Yep, I'm PREGNANT~
20 weeks, It's a BOY.
20 weeks, It's a BOY.
:D :D :D :D :D :D :D :D :D :D :D :D :D :D :D :D
Some more thoughts: We found out on Friday, Sept 6 but I wasn't able to see the nurse practitioner until Sept 17th. Yes, this past week and a half has been unbearable emotionally. I've thought all of the horrifying thoughts*, googled all of the bad things, and have generally been freaking out. It's been especially hard because we wanted to share the news with family first, so keeping it hush-hush has been difficult. I normally turn to my Twitter and in-game friends for advice and a shoulder to lean on, but I haven't been able to do that this time. So I've had to shoulder this burden all alone (or so it's felt).

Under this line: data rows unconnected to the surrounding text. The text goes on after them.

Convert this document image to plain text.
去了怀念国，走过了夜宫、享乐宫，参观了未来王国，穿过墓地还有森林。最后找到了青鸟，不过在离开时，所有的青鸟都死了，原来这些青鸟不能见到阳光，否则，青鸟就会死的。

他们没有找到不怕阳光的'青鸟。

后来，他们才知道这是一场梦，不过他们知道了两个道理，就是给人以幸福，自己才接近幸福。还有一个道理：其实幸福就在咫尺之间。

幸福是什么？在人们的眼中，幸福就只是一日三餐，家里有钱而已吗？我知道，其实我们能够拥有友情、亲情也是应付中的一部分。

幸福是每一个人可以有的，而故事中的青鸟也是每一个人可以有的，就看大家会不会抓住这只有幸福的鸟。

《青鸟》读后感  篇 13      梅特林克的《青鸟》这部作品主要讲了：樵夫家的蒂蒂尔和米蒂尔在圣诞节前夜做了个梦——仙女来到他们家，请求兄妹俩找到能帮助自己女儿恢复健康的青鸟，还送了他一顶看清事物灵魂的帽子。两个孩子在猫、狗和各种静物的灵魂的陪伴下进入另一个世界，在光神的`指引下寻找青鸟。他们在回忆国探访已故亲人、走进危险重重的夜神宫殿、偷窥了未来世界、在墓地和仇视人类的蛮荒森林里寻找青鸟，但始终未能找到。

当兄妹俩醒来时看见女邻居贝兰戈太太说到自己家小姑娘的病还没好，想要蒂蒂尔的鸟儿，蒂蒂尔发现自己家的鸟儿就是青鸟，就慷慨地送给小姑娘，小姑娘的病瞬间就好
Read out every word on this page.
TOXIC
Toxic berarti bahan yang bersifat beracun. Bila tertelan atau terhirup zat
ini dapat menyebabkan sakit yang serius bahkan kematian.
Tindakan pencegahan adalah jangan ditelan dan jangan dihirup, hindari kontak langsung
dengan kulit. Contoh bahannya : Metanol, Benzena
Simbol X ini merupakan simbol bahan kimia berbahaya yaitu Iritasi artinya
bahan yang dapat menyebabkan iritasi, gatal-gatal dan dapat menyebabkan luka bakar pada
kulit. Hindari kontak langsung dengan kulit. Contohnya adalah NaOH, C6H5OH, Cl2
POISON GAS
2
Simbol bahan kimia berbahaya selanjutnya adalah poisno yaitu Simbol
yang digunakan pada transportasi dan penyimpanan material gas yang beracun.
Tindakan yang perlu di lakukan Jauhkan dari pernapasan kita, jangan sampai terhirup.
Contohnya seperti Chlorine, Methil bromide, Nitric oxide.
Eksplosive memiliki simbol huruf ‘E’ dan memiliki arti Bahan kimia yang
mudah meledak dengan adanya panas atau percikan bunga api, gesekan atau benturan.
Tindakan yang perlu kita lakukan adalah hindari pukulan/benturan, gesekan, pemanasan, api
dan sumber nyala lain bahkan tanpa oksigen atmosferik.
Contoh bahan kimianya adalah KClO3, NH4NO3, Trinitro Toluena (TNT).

Last July, I went for my yearly "well woman checkup" at my gyno and she diagnosed PCOS. Now, the important thing to realize about PCOS is the S part -- it's a syndrome, not a disease. That means that there is no cause to pinpoint, no "thing" to say "this is what happened to make you this way." PCOS is diagnosed when several symptoms are present. I have quite a few of those symptoms, the main one being irregular periods. If you remember back in your Sex Ed class in school, a girl/woman has her period only after she has ovulated (the preemptive uterine lining is shed after the egg has not been fertilized). If a woman has irregular periods, it's likely that she doesn't ovulate. All of this is to say that my doctor told me that while she thought it wouldn't be as difficult for some women, I would still need assistance in getting pregnant. Yet almost a year later, two positive pregnancy tests without "trying." And now you know why these past couple of weeks have been really hard.
Now that the pregnancy has been confirmed to be an actual pregnancy, I'll be feeling a lot better, mentally. Things will be much better from the "omg it's really real forreal now" standpoint. And now the fun begins! The planning and prepping and buying fun baby things! :)
*The scariest thing I ended up googling was "ovarian cyst mimic pregnancy" because I was really afraid that I was not actually pregnant, but all of the symptoms I'm presenting are related to an ovarian cyst about to rupture. I consoled myself with the fact that pretty much all of the symptoms of a ruptured or soon-to-rupture ovarian cyst are nonexistent (no pain whatsoever, no bleeding, etc).
I also stupidly googled "pregnant with PCOS" and saw that women with PCOS have a 40% chance of miscarriage within the first trimester. This one really freaked me out, especially when I felt "pregnancy symptom-free" for a couple days last week. Everything I've researched about pregnancy symptoms (ha, there I go again!) suggested that all of the aches, cramps, fatigue, nausea were caused by high levels of hormones indicating my body making damn sure the pregnancy is viable. So I was assuring myself that as long as I felt the cramps and sick to my stomach then I really was pregnant. It reassured me, in a weird way.